Race, Ethnicity, Conflict (M.Phil.)
This one-year postgraduate course examines the techniques used by states and international agencies to manage peoples and conflict, their social and cultural impact and the responses they elicit. It applies a wide variety of sociological theories to racialisation, gender, migration, ethnic conflict and peace-making. Students are taught to complete an independent research project on these issues.

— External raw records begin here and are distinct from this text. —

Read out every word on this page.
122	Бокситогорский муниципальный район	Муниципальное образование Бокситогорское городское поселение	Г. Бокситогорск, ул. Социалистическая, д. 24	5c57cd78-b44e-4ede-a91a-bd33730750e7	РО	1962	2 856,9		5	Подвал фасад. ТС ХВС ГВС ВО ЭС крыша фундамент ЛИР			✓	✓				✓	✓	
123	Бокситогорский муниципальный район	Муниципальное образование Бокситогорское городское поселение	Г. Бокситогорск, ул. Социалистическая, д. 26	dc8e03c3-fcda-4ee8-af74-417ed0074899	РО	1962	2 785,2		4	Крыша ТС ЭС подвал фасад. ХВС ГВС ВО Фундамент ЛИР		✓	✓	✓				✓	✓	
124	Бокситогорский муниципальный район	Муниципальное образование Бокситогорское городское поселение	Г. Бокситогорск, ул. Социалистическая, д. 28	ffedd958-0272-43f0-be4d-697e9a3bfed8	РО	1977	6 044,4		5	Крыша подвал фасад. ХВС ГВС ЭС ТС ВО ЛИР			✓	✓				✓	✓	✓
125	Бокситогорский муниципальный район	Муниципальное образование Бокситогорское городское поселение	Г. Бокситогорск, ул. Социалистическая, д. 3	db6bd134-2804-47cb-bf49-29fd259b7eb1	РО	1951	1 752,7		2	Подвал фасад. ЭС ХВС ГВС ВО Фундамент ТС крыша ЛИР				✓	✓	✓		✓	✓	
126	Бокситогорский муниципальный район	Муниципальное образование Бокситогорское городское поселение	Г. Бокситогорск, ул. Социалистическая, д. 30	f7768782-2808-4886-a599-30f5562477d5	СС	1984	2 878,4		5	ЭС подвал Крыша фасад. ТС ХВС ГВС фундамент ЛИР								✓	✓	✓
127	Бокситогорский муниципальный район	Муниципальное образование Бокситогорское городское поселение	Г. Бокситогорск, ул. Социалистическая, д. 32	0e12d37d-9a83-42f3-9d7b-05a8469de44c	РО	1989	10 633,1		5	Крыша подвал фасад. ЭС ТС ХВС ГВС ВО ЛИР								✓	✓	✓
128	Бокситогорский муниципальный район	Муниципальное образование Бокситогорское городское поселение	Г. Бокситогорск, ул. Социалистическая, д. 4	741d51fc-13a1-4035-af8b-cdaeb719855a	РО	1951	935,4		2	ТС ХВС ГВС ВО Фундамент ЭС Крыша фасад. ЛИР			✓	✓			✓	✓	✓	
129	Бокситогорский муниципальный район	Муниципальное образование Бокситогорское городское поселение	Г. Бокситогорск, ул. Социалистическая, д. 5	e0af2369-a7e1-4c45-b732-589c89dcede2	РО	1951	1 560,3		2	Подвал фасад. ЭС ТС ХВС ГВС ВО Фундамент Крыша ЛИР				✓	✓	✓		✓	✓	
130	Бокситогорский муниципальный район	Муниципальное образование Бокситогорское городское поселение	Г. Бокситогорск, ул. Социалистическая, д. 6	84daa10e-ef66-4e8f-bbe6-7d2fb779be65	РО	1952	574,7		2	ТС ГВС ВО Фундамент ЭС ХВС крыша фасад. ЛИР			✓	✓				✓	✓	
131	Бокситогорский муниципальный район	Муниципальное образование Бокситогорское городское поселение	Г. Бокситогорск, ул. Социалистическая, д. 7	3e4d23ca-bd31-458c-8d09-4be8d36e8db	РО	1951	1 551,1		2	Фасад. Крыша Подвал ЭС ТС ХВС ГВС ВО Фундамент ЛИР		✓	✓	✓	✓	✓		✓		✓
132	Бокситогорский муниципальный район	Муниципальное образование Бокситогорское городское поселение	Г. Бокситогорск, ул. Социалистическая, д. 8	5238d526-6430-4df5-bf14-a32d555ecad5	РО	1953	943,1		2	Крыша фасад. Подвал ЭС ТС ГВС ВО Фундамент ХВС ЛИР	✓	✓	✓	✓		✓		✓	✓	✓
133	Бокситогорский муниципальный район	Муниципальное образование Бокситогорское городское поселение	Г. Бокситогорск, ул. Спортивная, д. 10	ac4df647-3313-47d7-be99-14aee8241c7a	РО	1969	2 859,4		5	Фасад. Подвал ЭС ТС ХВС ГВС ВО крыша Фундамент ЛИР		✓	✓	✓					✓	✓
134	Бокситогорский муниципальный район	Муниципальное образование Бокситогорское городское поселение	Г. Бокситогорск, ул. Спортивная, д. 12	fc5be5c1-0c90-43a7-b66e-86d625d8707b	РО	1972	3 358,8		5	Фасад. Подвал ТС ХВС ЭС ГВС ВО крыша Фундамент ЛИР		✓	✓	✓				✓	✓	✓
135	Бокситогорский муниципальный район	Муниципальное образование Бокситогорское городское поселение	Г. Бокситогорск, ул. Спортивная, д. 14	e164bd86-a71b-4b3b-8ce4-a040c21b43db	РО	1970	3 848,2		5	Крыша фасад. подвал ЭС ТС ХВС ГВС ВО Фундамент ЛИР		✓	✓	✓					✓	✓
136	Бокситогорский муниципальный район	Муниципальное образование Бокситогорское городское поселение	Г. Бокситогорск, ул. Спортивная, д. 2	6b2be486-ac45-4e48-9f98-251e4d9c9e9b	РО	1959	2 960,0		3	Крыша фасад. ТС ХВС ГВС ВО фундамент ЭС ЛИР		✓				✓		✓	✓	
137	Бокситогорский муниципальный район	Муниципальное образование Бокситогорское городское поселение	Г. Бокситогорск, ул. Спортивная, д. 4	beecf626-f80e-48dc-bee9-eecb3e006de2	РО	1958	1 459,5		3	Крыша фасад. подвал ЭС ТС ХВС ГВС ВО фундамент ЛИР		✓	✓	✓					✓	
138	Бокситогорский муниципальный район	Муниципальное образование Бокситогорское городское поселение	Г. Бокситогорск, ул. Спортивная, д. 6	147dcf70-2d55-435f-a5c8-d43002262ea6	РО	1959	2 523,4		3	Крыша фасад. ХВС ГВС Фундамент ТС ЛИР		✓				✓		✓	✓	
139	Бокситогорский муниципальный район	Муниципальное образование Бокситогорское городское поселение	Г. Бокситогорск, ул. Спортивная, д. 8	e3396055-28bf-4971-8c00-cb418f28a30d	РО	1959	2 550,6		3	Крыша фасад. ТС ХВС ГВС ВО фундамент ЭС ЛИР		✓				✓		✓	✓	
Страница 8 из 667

Staff, students and alumni form a friendly, ethnically diverse intellectual community with links to Trinity's Centre for Post-Conflict Justice, the Long Room Hub, Trinity Research in Social Sciences, the Migration and Employment Research Centre, and the Conflict and Resistance Research Group all in Trinity College Dublin, and with a host of national and international academic and civil society organisations involved in race critical theory, critical peace studies, anti-racism, migrant support, Traveller rights and nomadism.
Is This Course For Me?
The Masters is designed for people with an undergraduate degree, preferably with a social science component, who work or wish to work in human rights advocacy, social research, teaching, journalism, public service, or NGOs, and/or who are thinking of Ph.D. research.
Career Opportunities
Our recent graduates work for NGOs (national and international), in migrant and Traveller rights, as barristers, playwrights, political activists, researchers, teachers, academics, Gardaí, journalists, social workers. According to figures compiled by the College Careers Service, more than 90% of our graduates from this course are either in employment, internships or further study.